Tenho uma reclamação a aguardar resposta da CP há dois meses. Eventualmente, não têm pessoas suficientes. Resolvo espreitar o Relatório e Contas de 2016, o último disponível no site. De um quadro de 2.737 colaboradores, 1.253 são comerciais, indica o relatório.
Fico a pensar… comerciais? 1.253? Quando em muitas estações já nem estão pessoas? A não ser utentes, nas filas para as máquinas, claro. Quem são estes comerciais e o que fazem? Depois leio que em acções de formação diversas estiveram 2.632 colaboradores. Um dos módulos é denominado “Clientes”, certamente desenhado para os comerciais. Afinal, talvez não, porque, neste módulo, estiveram apenas dez colaboradores. Calculo que os clientes sejam então o menos importante para esta empresa.
Mas temos de ser optimistas. O site indica como objectivos estratégicos: 1) a promoção da eficiência e 2) o alcance da sustentabilidade económico-financeira. Como é que o pretendem fazer, não dizem!
Tendo em conta que no final do primeiro semestre deste ano o capital próprio será negativo em 2,246 mil milhões de euros, que a dívida ascende a 2,6 mil milhões e que só em 2017 e 2018 já foram injectados mais de 570 milhões de euros na empresa, parece-me que alguma coisa está claramente a falhar na concretização deste segundo objectivo.
Os 55 milhões disponibilizados em 2018 servem “para suprir as necessidades correntes do serviço da dívida, investimento e alguns gastos com pessoal pelo acordo histórico de abonos variáveis”. Ou seja, na realidade, tesouraria. Mas quer saber a melhor parte? Não obstante estas entradas de capital brutais, o presidente da CP diz que “se mantêm as restrições orçamentais e a ausência dum contrato de serviço público definidor de obrigações e respectivas compensações financeiras”. Estamos a falar de quê? A que compensações financeiras se refere?
De resto, todo o discurso no Relatório e Contas é muito positivo. Realçam até que “2016 foi um ano bissexto” durante o qual “não se registaram greves”. Resumindo, um ano em grande!
Lendo o Relatório e Contas, é admirável a excelente forma como a empresa tem evoluído. Chego por isso à conclusão que, afinal, a CP só não tem comboios. De resto, está tudo bem, até porque o dinheiro vai caindo sempre aos milhões.
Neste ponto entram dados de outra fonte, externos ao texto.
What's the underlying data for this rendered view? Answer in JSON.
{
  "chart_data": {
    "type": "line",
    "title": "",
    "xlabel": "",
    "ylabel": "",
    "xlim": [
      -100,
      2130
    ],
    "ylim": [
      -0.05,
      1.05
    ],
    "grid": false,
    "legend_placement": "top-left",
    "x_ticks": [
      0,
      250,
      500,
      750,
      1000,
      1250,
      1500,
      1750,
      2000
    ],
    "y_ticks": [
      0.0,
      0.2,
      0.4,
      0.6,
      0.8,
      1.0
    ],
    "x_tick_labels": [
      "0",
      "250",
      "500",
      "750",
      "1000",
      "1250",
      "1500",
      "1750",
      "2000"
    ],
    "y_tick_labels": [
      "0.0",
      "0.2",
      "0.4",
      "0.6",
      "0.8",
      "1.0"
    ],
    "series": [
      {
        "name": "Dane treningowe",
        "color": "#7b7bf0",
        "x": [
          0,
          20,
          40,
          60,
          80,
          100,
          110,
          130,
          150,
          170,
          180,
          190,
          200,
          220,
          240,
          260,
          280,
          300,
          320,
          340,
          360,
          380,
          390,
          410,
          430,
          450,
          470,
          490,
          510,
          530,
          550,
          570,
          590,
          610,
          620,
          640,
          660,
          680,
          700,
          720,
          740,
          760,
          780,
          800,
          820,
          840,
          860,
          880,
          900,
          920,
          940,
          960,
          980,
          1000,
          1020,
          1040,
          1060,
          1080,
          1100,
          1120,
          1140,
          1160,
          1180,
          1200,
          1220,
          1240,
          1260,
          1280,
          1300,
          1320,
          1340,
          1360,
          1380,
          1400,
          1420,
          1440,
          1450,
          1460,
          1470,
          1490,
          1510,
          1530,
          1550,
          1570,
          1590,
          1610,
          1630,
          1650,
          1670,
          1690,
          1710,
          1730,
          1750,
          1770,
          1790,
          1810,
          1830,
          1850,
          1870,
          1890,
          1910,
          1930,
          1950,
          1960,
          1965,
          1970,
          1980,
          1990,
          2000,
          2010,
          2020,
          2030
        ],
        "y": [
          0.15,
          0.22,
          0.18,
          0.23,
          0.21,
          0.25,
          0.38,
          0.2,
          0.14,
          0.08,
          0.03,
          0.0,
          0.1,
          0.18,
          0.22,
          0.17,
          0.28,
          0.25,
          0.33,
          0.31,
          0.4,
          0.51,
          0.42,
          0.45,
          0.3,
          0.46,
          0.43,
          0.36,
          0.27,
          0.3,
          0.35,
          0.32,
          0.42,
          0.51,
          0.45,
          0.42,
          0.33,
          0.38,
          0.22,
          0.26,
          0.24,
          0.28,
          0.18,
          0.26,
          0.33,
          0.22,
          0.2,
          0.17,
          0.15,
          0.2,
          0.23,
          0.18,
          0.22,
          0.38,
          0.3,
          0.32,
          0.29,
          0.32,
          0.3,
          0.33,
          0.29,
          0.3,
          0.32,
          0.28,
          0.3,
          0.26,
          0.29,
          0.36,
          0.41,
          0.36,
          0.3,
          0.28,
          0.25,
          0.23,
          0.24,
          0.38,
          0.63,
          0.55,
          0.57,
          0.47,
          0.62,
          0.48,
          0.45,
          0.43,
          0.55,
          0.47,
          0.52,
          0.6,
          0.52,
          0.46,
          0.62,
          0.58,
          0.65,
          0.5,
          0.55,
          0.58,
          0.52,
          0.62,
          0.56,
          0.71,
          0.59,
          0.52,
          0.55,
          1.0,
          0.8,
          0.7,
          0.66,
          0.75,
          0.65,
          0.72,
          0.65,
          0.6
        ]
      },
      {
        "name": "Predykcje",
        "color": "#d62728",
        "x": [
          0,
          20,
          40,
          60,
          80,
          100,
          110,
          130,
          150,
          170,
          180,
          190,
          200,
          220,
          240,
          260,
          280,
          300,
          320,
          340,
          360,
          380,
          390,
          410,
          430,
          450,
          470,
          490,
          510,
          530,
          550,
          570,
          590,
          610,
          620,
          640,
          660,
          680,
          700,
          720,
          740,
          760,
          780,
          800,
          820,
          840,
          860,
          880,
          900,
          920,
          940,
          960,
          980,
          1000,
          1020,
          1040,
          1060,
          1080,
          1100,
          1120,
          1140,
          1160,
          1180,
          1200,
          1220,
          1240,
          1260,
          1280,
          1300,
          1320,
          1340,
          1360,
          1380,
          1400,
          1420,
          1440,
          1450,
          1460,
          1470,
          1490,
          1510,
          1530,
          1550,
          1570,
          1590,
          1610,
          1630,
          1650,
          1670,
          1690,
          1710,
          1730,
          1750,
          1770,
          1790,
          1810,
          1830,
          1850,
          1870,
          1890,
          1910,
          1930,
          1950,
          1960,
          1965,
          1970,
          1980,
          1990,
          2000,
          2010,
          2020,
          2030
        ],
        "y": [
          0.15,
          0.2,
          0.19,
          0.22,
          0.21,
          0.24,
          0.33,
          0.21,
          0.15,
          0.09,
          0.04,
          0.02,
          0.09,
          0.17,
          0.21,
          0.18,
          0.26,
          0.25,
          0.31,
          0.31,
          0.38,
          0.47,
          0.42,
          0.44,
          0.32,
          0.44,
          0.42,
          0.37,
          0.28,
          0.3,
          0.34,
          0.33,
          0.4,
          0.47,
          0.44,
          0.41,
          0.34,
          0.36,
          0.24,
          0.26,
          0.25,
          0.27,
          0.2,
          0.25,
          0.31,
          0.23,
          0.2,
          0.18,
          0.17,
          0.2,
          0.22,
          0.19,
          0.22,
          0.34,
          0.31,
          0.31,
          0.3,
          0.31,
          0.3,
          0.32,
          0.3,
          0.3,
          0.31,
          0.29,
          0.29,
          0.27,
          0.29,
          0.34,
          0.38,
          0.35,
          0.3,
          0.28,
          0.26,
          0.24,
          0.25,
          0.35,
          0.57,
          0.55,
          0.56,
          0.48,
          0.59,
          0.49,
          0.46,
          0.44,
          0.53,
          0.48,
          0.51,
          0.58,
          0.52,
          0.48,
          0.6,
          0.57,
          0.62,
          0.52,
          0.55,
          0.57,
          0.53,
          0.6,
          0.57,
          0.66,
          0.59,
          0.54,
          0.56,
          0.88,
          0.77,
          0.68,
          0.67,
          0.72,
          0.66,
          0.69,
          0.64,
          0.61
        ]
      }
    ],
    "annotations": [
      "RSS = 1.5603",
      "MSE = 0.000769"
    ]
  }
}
O parque tem 373 unidades activas e 333 inoperacionais. É um bom rácio numa empresa que se assume como “a maior empresa de transportes terrestres a operar em Portugal”.
Para 2019 vão alugar mais quatro comboios à espanhola Renfe. Têm actualmente 20 composições alugadas por sete milhões de euros por ano. Diz a CP que tem de abrir um concurso público para a compra de comboios, mas que tal demorará três a quatro anos. Quatro anos para abrir um concurso…? E estes contratos de aluguer são por quanto tempo e em que condições, nomeadamente de manutenção?
Segundo li, só podemos realizar estes contratos de aluguer com Espanha pela distância entre carris ser idêntica apenas nestes dois países, o que nos dá um poder negocial brutal – ao estilo “paga e não bufes”!
Neste magnífico quadro, claro que se começa a falar em privatização. Sendo eu a favor do mercado, quero ver em que condições se privatiza uma empresa neste estado de contas. Infelizmente, calculo que o modelo seja idêntico a outros a que já assistimos e onde algum privado paga uma bagatela e o Estado assume as dívidas. Ou seja, continuamos nós a pagar. E como o privado vai querer, por exemplo, acabar com os tais abonos variáveis, parte tudo para a greve e continuamos também sem comboios.
A autora escreve de acordo com a antiga ortografia.